AlexNet - Proving CNNs Can Do It (2012)
AlexNet, written by Alex Krizhevsky, Ilya Sutskever and Geoffrey Hinton, was released in 2012. At the time of writing, it's been a full decade since its release! It was successor to LeNet5 and competed in the 2012 ILSVRC challenge, beating the rest of the competitors by more than 10 percentage points in the top-5 error rate!

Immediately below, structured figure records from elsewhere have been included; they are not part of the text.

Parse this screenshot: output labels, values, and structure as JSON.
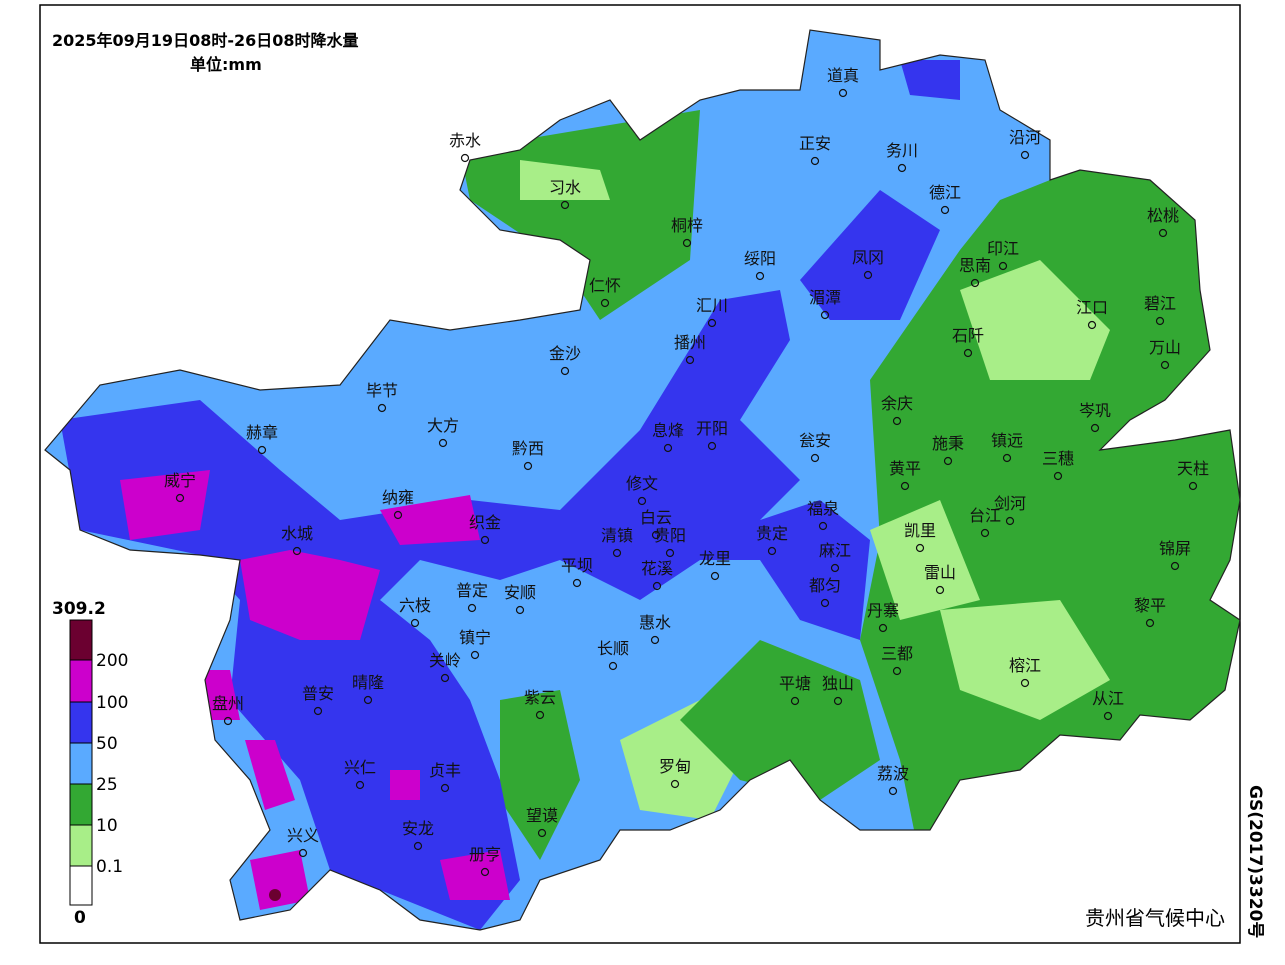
{
  "title": "2025年09月19日08时-26日08时降水量",
  "unit": "单位:mm",
  "legend": {
    "max": 309.2,
    "min": 0,
    "breaks": [
      200,
      100,
      50,
      25,
      10,
      0.1
    ],
    "colors": [
      "#6b0030",
      "#cc00cc",
      "#3535ee",
      "#5aaaff",
      "#33a833",
      "#a8ee88",
      "#ffffff"
    ]
  },
  "cities": [
    "赤水",
    "习水",
    "桐梓",
    "道真",
    "正安",
    "务川",
    "沿河",
    "德江",
    "松桃",
    "绥阳",
    "凤冈",
    "印江",
    "思南",
    "仁怀",
    "汇川",
    "湄潭",
    "江口",
    "碧江",
    "金沙",
    "播州",
    "石阡",
    "万山",
    "毕节",
    "余庆",
    "岑巩",
    "大方",
    "息烽",
    "开阳",
    "瓮安",
    "施秉",
    "镇远",
    "三穗",
    "赫章",
    "黔西",
    "黄平",
    "天柱",
    "威宁",
    "修文",
    "剑河",
    "纳雍",
    "织金",
    "白云",
    "福泉",
    "台江",
    "水城",
    "清镇",
    "贵阳",
    "贵定",
    "麻江",
    "凯里",
    "锦屏",
    "平坝",
    "花溪",
    "龙里",
    "都匀",
    "雷山",
    "普定",
    "安顺",
    "六枝",
    "丹寨",
    "黎平",
    "惠水",
    "镇宁",
    "长顺",
    "三都",
    "关岭",
    "榕江",
    "盘州",
    "普安",
    "晴隆",
    "紫云",
    "平塘",
    "独山",
    "从江",
    "罗甸",
    "兴仁",
    "贞丰",
    "荔波",
    "望谟",
    "安龙",
    "兴义",
    "册亨"
  ],
  "footer": "贵州省气候中心",
  "map_number": "GS(2017)3320号"
}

While LeNet5 used a single convolution block, followed by average pooling, AlexNet used multiple stacked convolution layers. They highlighted how non-saturating relu
helps train faster and produces more accurate networks than saturating tanh
, after which relu
has been used extensively.
This depth of the network was essential to the performance, at the cost of longer training with more parameters. It starts out with a fairly large kernel size (11, 11
) and stride size (4, 4
), and ends up with a much more common (3, 3
) kernel size with a much smaller stride. The second convolutional block takes a normalized and pooled representation of the first, so we'll add a MaxPooling2D
and BatchNormalization
in between them.
The third, fourth and fifth convolutional layers are stacked on top of each other without any normalization or pooling. Finally, the maps are flattened and a dense classifier on top, with large dropouts (0.5) sprinkled in, is used. Since it was written for ImageNet - it has 1000 output classes, but for our dataset, we'll use an output of 10 classes.